The kvCORE platform and the AI it utilizes is a game-changer for lead generation, Bailey said.
“Seven or eight years ago we recorded around 4.5 million transaction sides and that same year we had around 4.5 million online leads generated, so it was roughly a one-to-one ratio even though there wasn’t a direct correlation between every online lead and every transaction side,” Bailey said. “Last year, however, there were over 200 million online leads generated with six million transaction sides. So there is a lot of online activity from consumers and interest in properties, but those leads are less likely to result in a successful transaction. But the AI has been showing in our business that there are certain behaviors consumers start to exhibit if they are being a transaction ready consumer. Once agents know what clients they need to target they waste less time and are more productive.”
Compass‘ tech stack has helped agents close deals with a similar AI-powered feature it calls “likely to sell,” agents said.
“Using a list that the Compass platform generated through ‘likely to sell,’ I sent out a few emails to people already in my CRM and in just a two-day span I got four transactions and one new client through a referral,” Todd Armstrong, a San Diego-based Compass agent, told RealTrends. “Getting those was huge for me and it just took a few emails.”
The brokerage says that leads recommended by ‘likely to sell’ result in a 94% higher “win rate” for agents than the rate for properties that weren’t identified as likely to sell.
Assessing the agents
Damian Ng, the senior vice president of technology at Anywhere, acknowledges the obvious lead generation application of AI. But he and his team have chosen to focus on two very different uses of the technology.
“If you look at how agents are typically recruited, the brokerage looks at GCI or goes by reputation, but with AI we are able to leverage historic data to predict which agents will be the most productive in the next few years,” Ng said. “So this leads our franchise owners and brokers to the agents with the most potential.”
In order to identify the agents with the most potential, Anywhere’s AI technology examines current productivity levels of agents compared to other agents in the same area and then it creates a model to predict what the agents future productivity will look like.
“The agents we predict for strong future growth actually grow along with the trajectory we projected,” Ng said. “So having the model is great, but using the detail analytics to prove that the model is working properly is even better.”
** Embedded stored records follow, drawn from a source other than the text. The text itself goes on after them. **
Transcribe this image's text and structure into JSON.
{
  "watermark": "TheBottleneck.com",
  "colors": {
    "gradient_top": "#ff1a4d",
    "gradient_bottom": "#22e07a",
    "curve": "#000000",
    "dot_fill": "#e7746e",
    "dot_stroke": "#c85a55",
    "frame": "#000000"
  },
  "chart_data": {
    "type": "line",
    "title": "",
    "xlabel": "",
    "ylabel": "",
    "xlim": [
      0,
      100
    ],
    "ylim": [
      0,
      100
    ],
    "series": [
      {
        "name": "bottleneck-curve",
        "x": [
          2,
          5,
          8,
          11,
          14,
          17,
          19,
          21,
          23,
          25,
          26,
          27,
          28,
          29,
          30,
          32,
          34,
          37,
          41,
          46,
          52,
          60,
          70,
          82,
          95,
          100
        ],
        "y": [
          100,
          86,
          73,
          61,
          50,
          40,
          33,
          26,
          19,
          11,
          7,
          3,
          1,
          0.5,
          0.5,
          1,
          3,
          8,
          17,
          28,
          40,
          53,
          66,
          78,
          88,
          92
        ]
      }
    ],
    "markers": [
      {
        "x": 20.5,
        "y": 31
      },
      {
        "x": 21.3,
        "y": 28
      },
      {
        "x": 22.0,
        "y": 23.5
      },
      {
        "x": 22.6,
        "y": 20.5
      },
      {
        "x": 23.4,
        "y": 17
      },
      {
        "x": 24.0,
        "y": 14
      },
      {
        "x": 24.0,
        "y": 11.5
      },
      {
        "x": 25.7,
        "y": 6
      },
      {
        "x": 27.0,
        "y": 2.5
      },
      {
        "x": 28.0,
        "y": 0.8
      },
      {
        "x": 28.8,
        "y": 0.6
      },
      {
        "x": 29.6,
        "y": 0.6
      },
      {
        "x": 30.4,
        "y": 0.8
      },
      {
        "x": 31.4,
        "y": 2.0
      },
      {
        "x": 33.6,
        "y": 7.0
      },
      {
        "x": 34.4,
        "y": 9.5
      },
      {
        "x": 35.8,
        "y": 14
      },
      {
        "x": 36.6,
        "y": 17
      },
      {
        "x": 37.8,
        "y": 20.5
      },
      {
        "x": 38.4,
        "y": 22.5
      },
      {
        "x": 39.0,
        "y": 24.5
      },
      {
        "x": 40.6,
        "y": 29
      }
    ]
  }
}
Murray said that a broker he works with who uses AI in a similar fashion has been able to pinpoint his recruitment effort to 400 to 600 of the agents out of the roughly 16,000 in his market.
“He’s been hugely successful at recruiting because he is targeting agents based on his self-developed AI,” Murray said.
The other area Ng and Anywhere have chosen to focus their AI energy on is lead matching. Unlike AI features that help agents identify which clients are most likely to engage in a real estate transaction, lead matching works by matching clients with the agents most likely to get that specific lead to the closing table.
“In a lot of our offices, if someone just inquired about buying or selling a home, a round robin system is used, but with our AI technology we are matching these leads with the agent in the office most likely to see a successful transaction from the lead,” Ng said. “Overall, this has led to a higher close rate for cold call leads.”
It is no surprise that brokerages are looking to leverage AI right now as they attempt to get ahead as the market slows down, said Murray.
“The level of business being done now is much slower than it was in 2021 and this may be the norm for the next couple of years, which means that it is going to be a market share dogfight among brokerage companies,” Murray said. “We are going to see brokers and agents looking around for what tool they can use to get access to more clients and give them an edge in the market. This will lead to some really great innovation. We see the most change in brokerage operations when the market slows down.”